Categories
RDF

RDF Poetry Finder: Pieces of the Puzzle

Recovered from the Wayback Machine.

First in a multi-part series focusing on RDF (Resource Description Framework) and poetry and demonstrating two-way integration between art and technology. No prior experience with either RDF or poetry is required.

Recently, Simon St. Laurent wrote a weblog essay titled The (data) medium is the message, in which he discusses the influence of the data container on the data. He uses the analogy of the newspaper and television as mediums for delivering information, which makes them technically the same type of container — both deliver information. However the format and quantity of information differs enormously between the two:

To some degree, you can get the same information from different media sources, but no one expects television to be a reading of newspaper stories or the newspaper to be a transcript of the nightly news on TV. Both are containers for information, but the shape of the container inevitably affects the way the information is both produced and consumed.

Developers tend to disregard this lesson from the real world, approaching the problem of data and container from a purely programming perspective based on an assumption of passive data. The assumption becomes it doesn’t matter what the container is, one can always manipulate the data to fit; we’ll just use technology to transform the data from a relational database to an XML document to RDF to an object store and so on. However, this passive data/programmatic approach to managing data almost always requires effort beyond that required using the appropriate data container; and the transforms between the data require compromises that may not always work cleanly.

In his essay, Simon wrote that the best approach to managing data is to first understand that it isn’t passive, and to work with its native structure, respect it’s natural state. Most importantly, working with data means using the appropriate container for the data.

As examples of matching data to container, data that requires a great deal of flexibility and that has recursive structures is a good fit for XML; while unordered data requiring a great deal of processing is a better fit for relational databases and so on.

Coming from a strong data background, I agree with Simon on the active nature of data, and thought his essay was both thoughtful and compelling. However, what caught my interest most about it was his interpretation of the nature of RDF data. Simon described it as, RDF feels like ‘puzzle’ data to me, interlocking pieces which form larger pictures when assembled. This is, in my opinion, one of the best descriptions of RDF I’ve yet seen, and I’ve seen a few.

Interlocking pieces, which form larger pictures when assembled. In addition to describing RDF data, this phrase could also be used to describe the data model underlying semantics; after all, semantics is the process of discovering meaning behind combinations of symbols — finding the big picture from the sum of the parts.

This parallelism of data model between RDF and semantics is to be expected because the purpose behind RDF is to provide a model on which to build the semantic web. Unfortunately, though, somewhere along the way, we became fixated on RDF’s serialization (transformation) to XML and lost sight of RDF’s power to describe complex structures, the big picture mentioned earlier.

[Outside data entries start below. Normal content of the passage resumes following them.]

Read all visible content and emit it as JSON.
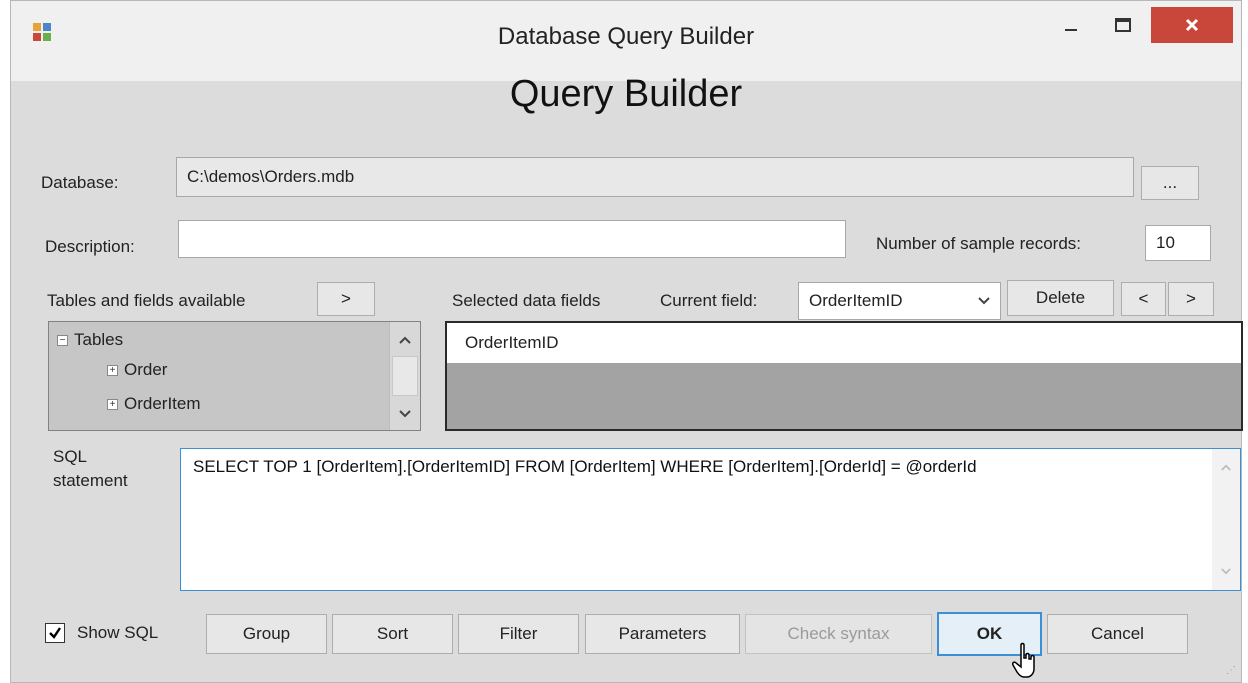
{
  "window": {
    "title": "Database Query Builder",
    "minimize_icon": "minimize-icon",
    "maximize_icon": "maximize-icon",
    "close_icon": "close-icon",
    "close_color": "#c9463b"
  },
  "heading": "Query Builder",
  "database": {
    "label": "Database:",
    "value": "C:\\demos\\Orders.mdb",
    "browse_label": "..."
  },
  "description": {
    "label": "Description:",
    "value": ""
  },
  "sample": {
    "label": "Number of sample records:",
    "value": "10"
  },
  "tables": {
    "label": "Tables and fields available",
    "add_label": ">",
    "root": "Tables",
    "items": [
      "Order",
      "OrderItem"
    ]
  },
  "selected": {
    "label": "Selected data fields",
    "current_label": "Current field:",
    "current_value": "OrderItemID",
    "delete_label": "Delete",
    "prev_label": "<",
    "next_label": ">",
    "fields": [
      "OrderItemID"
    ]
  },
  "sql": {
    "label_line1": "SQL",
    "label_line2": "statement",
    "text": "SELECT TOP 1 [OrderItem].[OrderItemID] FROM [OrderItem] WHERE [OrderItem].[OrderId] = @orderId"
  },
  "footer": {
    "show_sql_label": "Show SQL",
    "show_sql_checked": true,
    "group": "Group",
    "sort": "Sort",
    "filter": "Filter",
    "parameters": "Parameters",
    "check_syntax": "Check syntax",
    "ok": "OK",
    "cancel": "Cancel"
  },
  "accent_color": "#3a8fd6"
}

While working on the book, Practical RDF, I had difficulty discovering uses of RDF that I felt demonstrated this capability. I was familiar with the two most popular uses of RDF/XML — RSS (RDF Site Summary) and FOAF (Friend of a Friend). I also created my own vocabularies, for Threadneedle (a way of threading conversations online), as well as PostCon (an online post-content management system). However, while all of these vocabularies are useful and workable, to me none of them captured, fully, the essence of RDF — a model of data that can only be described as complex concept rather than simple fact.

For instance, taking a closer look at RSS and FOAF:

At its simplest, RDF is a way of recording statements consisting of a subject, a predicate, and an object, known as the RDF triple. I know a person. I (subject) know(predicate) a person(object). The triples can be also be ‘chained’ when the object of one statement forms the subject of another, as in: I know a person who has a cat. With this example, the object of the first statement, the person, becomes the subject of the second, the owner of the cat.

Within the FOAF vocabulary, I know a person, and this person has a name; this person has an email address; this person has their own FOAF file, which, in turn lists the people they know, and so on. No matter how you record these statements — in an RDF directed graph, in a RDF/XML file, or using another notation, such as N-Triples — it doesn’t change the nature of the statements, assured by the underlying RDF model.

The same underlying principles work with RSS. A brief synopsis of the postings/essays I write to this weblog are output to a file which is then accessed by tools my readers use to determine that I (and others) updated, and what I have written. Within this file, the source of the information is described, including the source’s primary URL, name, and so on. Following are other statements, such as the individual items, each of which has a unique URL, and a unique title, and so on.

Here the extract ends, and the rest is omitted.